The subsequent discussion investigated issues of taste and education, the paternalistic sanctioning of “good design”, the political ramifications of challenging cultural institutions, and the realisation that just as “multiple modernisms” have existed since the mid-20th-century, then museums that collect and display design objects need to acknowledge the diversity of art and design “histories”.

After the coffee break, the second tranche of papers widened the range of possibilities, of exhibitions, venues and definitions. Gareth Williams, Senior Tutor in Design Products at the RCA, pointed to how design has been co-opted by government (by no means unwillingly) in order to promote the UK as a creative hub, to attract industry, investment, students and tourists. The ‘soft power’ of design diplomacy was explored from the early days of “Cool Britannia” to the Shanghai Expo and London 2012.

Damon Taylor (Technical University Delft) homed in on two exhibitions of Design Art (one of which, “Telling Tales”, was curated by Gareth Williams when a Curator of Furniture at the V&A). By comparing the venues and display of these concurrent exhibitions, which also shared certain exhibits, Taylor worked through his initial problems with the “staginess” of Telling Tales, to acknowledge that instead of the anonymity of the “white cube”, Design Art exhibits fare better within a contextualising installation, which makes reference to the narratives users might bring to objects.

Adopting the nomenclature of “speculative design”, Gillian Russell (RCA and Kingston University) introduced her research into the curation and display of initiatives by contemporary product designers within gallery environments. Russell’s case studies focused on immersive environments and exhibitions that demonstrate design as a process and the museum as a space of production.

The discussion questioned how design might prompt dialogue and participation within the museum, in order to create a better understanding of culture, society and consumerism “at the end of Capitalism”. Through close examination of our environment and the everyday objects that surround us, perhaps we may all participate in the design process.

Back after lunch, the final tranche of papers examined interpretation and education within the museum. Virginia Lucarelli (INDACO, Politecnico di Milano) introduced her PhD research case study, Milan’s dynamic Triennale Design Museum. The unique strategy was to build a design museum from scratch without a “warehoused” permanent collection, but with annual themed exhibitions, the result of close collaboration between guest curators and exhibition designers.

Head of Education at London’s Design Museum, Helen Charman, presented research findings into how to represent design (rather than connoisseurship) to museum visitors.

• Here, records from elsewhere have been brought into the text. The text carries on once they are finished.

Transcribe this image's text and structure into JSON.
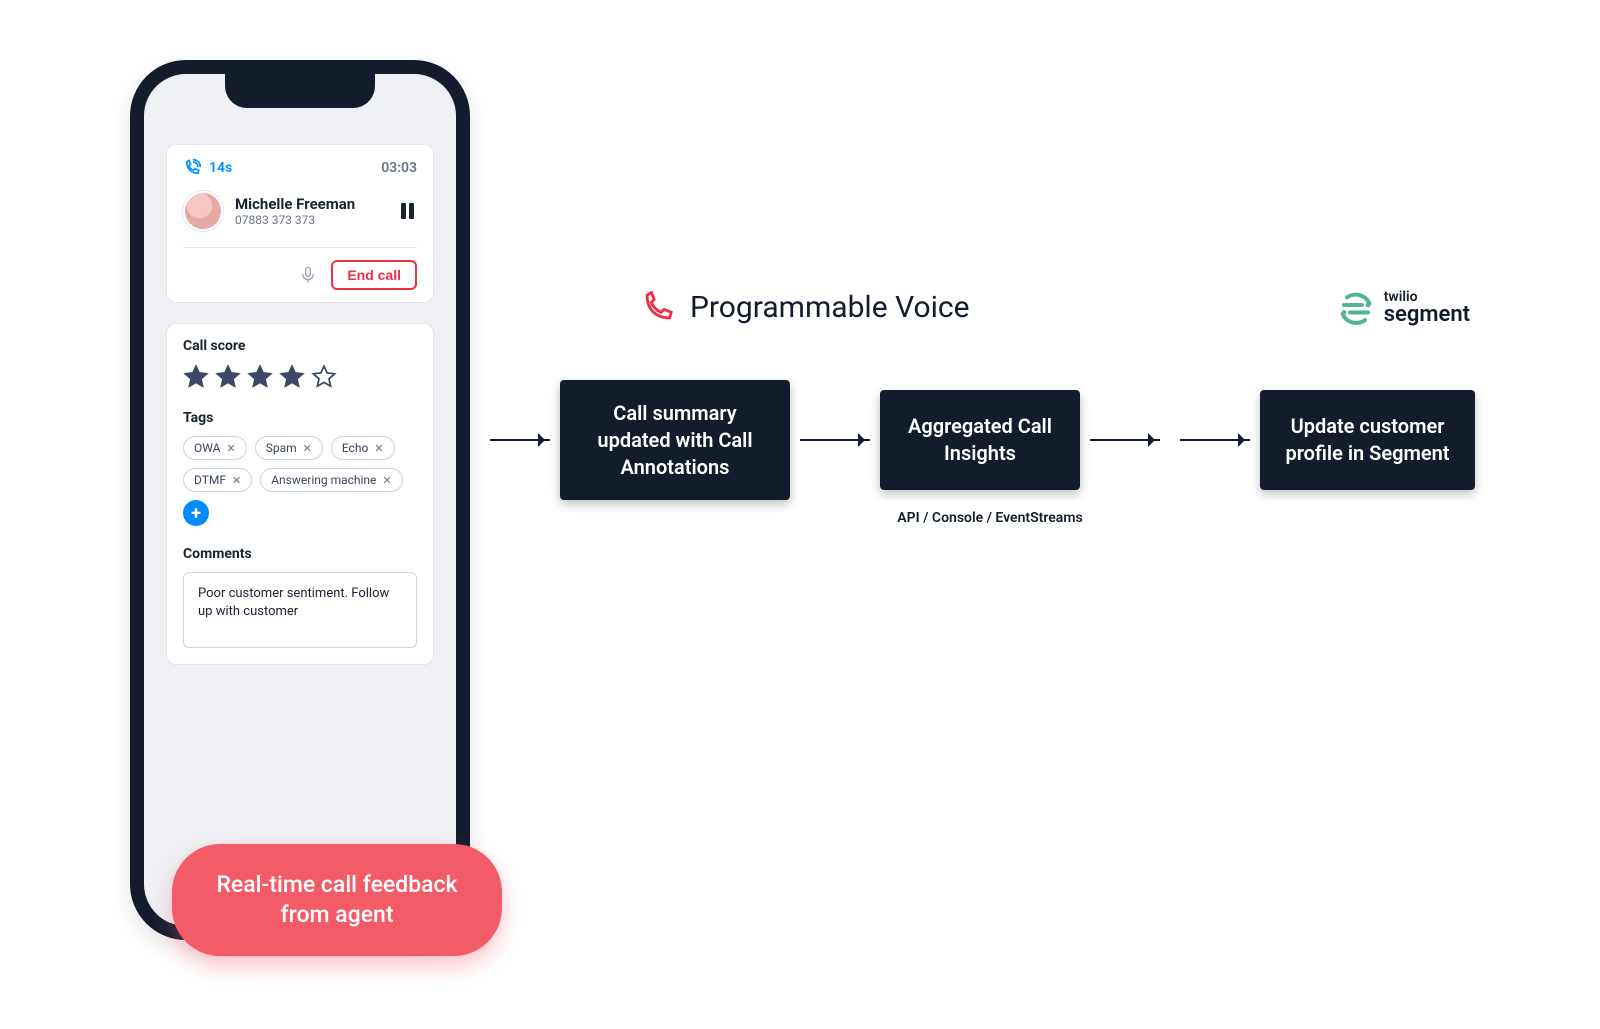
{
  "colors": {
    "navy": "#121c2d",
    "red": "#f22f46",
    "badge": "#f45b69",
    "blue": "#008cff",
    "segment_green": "#4fb58b",
    "star_fill": "#394762",
    "star_empty_stroke": "#394762",
    "grey_text": "#6b7385",
    "border": "#e1e4ea"
  },
  "phone": {
    "call": {
      "duration": "14s",
      "clock": "03:03",
      "caller_name": "Michelle Freeman",
      "caller_number": "07883 373 373",
      "end_label": "End call"
    },
    "score": {
      "title": "Call score",
      "rating": 4,
      "max": 5
    },
    "tags": {
      "title": "Tags",
      "items": [
        "OWA",
        "Spam",
        "Echo",
        "DTMF",
        "Answering machine"
      ]
    },
    "comments": {
      "title": "Comments",
      "text": "Poor customer sentiment. Follow up with customer"
    }
  },
  "realtime_badge": "Real-time call feedback from agent",
  "flow": {
    "header": "Programmable Voice",
    "segment_brand_top": "twilio",
    "segment_brand_bottom": "segment",
    "boxes": {
      "b1": "Call summary updated with Call Annotations",
      "b2": "Aggregated Call Insights",
      "b3": "Update customer profile in Segment"
    },
    "sublabel": "API / Console / EventStreams"
  }
}
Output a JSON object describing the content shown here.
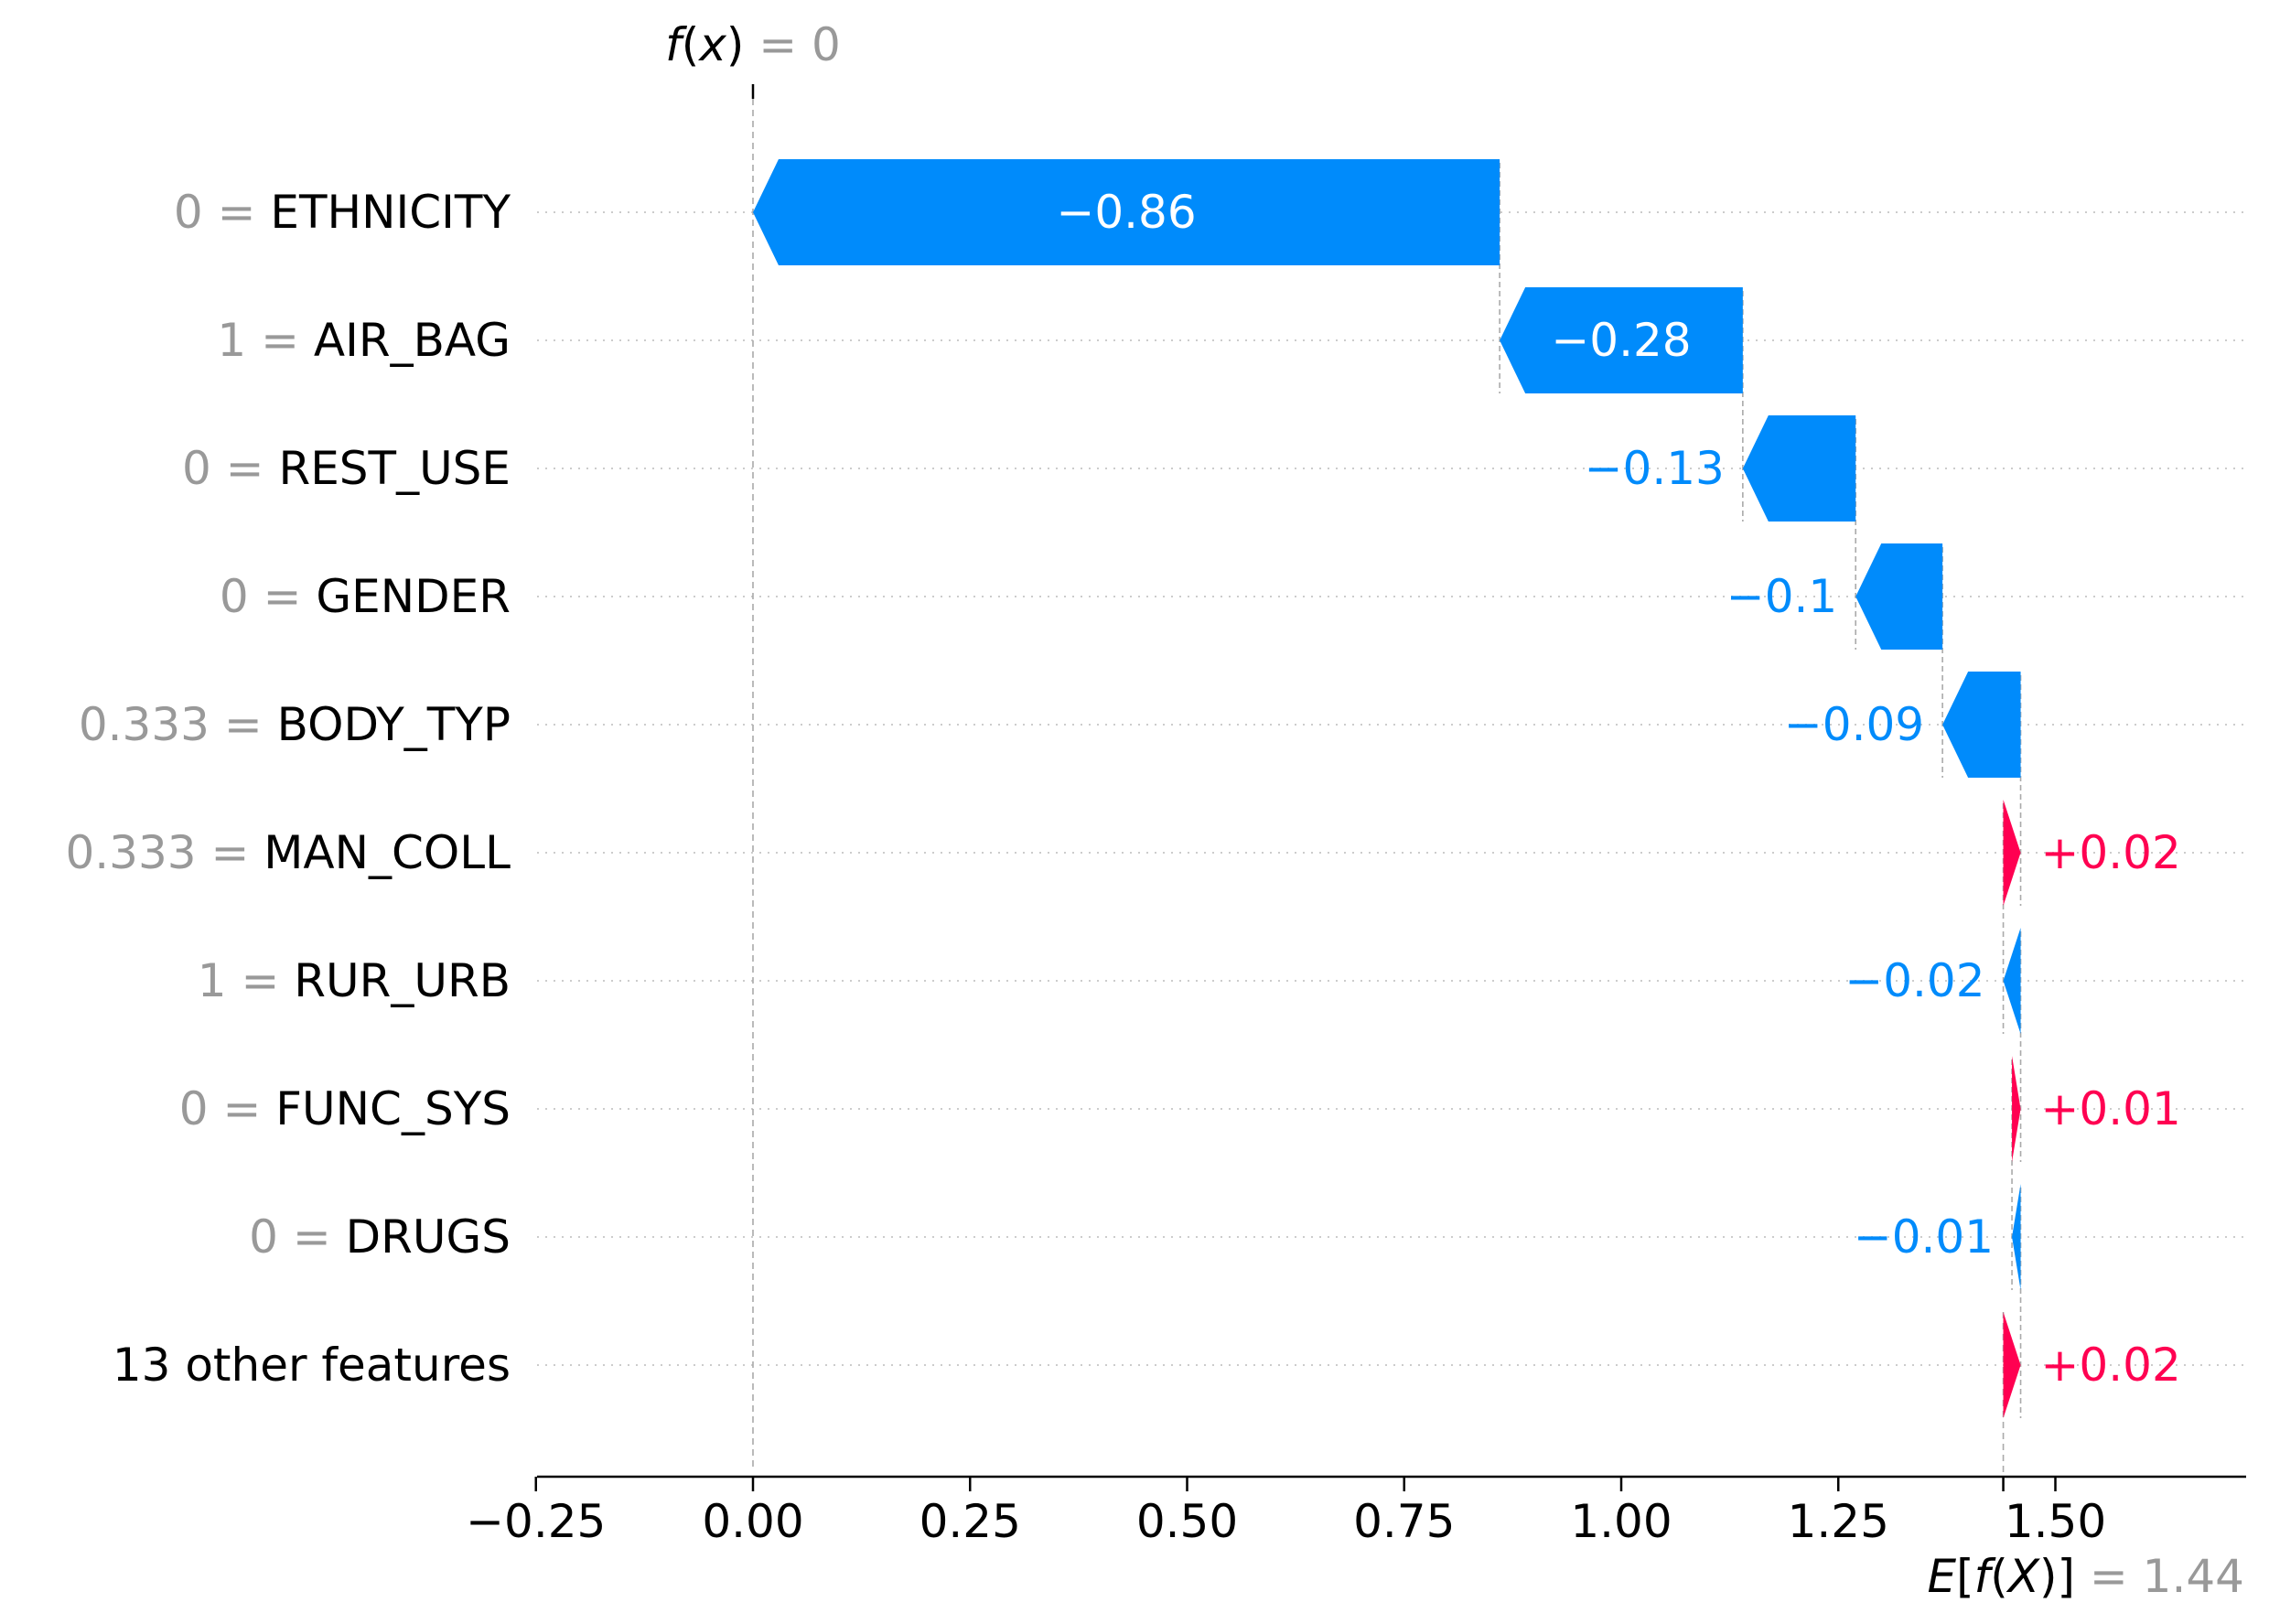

By utilising diverse media alongside objects, the visitor becomes an active viewer and learner, and gains an understanding into the various stages of planning and production that constitute design.

A designer-maker engaged in researching and instigating interactive museum displays, Jason Cleverly (Falmouth University), brought a wealth of practical experience and observational insights to the question, just what do people do in museums? Noisy play, subverting the mise en scene, (literally) pushing the boundaries of displays and exhibits, delivering that elusive double whammy of entertainment and education.

During the final discussion it was agreed that together the curator, designer and visitor “make meaning” within the museum. And, that both exhibition design and design exhibitions are particularly good at prompting diverse “ways of looking” and multiple voices telling many narratives.

With a selection of papers that showed up the many approaches to this developing subject area, and subsequent discussions that revealed much common ground, the “Design Objects and the Museum” session contained both theory and practice, questions and answers.